Deadly LAPD shooting of homeless man caught on video

If that is the case, how in the hell does Mike Brown reach for his gun? Officer Wilson would have been practically laying his whole 6'4", 210 pound frame directly on his weapon. Does Mike Brown reach practically his whole body inside the SUV? Nobody ever testified to that.

Listen, you really need to read the report. You'd see, for example, that Wilson never said that Brown grabbed for the gun when it was holstered. Rather, Wilson drew his gun, because he was getting clobbered and because his other weapons were not within reach, and then Brown grabbed for it. You're trying to disprove the wrong thing.

I do not think that there were two fired in the SUV, nobody would stick around for a second shot, and if you were hit, you definitely wouldn't stick around. Upon firing the shot inside the vehicle that hit Mike Brown's thumb, Mike Brown took off running.

There's no point in talking about what a reasonable person would do in Brown's shoes. A reasonable person would not attack a cop in his car, nor try to grab a cop's gun, nor turn around and charge the officer.

Mike Brown, now bleeding and injured from three gunshot wounds turns to face Darren Wilson and staggers back towards him (this is the three second pause in the audio recording), probably clutching his sides and clenching his fists in pain.

Let's put aside the fact that (AFAIK) your account doesn't align with any of the witness accounts. If your hypothesis is true, then Brown would have to have (1) realized he was hit, (2) come to a stop, (3) turned around, and then (4) staggered 21 feet back to Wilson--all in 3 seconds. That's simply not plausible to me.

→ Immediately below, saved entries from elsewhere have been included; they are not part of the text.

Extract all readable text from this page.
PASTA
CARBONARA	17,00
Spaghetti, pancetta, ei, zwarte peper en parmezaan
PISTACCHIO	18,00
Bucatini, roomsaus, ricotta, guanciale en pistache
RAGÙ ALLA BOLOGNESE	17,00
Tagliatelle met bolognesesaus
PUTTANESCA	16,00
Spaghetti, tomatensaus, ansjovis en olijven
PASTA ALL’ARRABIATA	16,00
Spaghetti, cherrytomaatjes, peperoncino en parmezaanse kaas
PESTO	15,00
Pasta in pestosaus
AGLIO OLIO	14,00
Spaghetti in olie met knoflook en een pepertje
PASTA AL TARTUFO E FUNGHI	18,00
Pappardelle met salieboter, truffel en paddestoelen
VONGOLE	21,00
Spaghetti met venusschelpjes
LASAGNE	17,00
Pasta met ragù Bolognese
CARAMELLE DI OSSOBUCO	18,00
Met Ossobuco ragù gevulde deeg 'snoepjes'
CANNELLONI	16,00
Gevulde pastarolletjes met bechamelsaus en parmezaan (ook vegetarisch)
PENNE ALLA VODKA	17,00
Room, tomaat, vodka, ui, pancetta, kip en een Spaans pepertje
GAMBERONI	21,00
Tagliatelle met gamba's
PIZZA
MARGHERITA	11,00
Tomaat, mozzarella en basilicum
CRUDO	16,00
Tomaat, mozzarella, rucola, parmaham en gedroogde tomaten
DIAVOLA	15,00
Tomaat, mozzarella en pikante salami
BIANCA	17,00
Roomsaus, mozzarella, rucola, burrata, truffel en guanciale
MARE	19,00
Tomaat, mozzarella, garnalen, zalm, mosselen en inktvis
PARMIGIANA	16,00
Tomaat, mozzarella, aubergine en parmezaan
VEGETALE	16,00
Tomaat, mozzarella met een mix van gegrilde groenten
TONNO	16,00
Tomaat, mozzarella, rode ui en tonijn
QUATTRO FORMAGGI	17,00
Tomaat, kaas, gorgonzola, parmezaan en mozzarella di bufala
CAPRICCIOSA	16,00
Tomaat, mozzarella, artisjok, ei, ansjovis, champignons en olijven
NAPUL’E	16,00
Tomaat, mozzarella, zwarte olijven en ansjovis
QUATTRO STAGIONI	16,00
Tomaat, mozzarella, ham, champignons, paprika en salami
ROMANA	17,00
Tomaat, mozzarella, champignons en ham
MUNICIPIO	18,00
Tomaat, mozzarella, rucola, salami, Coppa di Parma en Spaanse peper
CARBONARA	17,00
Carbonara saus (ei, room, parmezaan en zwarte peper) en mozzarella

I think the reverse about the LA Times article. Contemporaneous reporting is way more compelling than revisionist history after the fact.

I don't really know how to respond except with this. As a general rule, initial reports are almost always wrong. I'll spot you that initial testimony is often more reliable--i.e., the first statements Wilson made could be considered more reliable than later statements. The difference is that you're not talking about Wilson's statement--you're talking about the police chief's statements. Moreover, Wilson wasn't interviewed by the police chief; he was interviewed by someone else, who spoke to someone else, who spoke to the police chief, who spoke to the press. Basically, it's the telephone game. Of course, when preparing the DOJ Report, the federal civil rights investigators reviewed Wilson's initial statements shortly after the incident.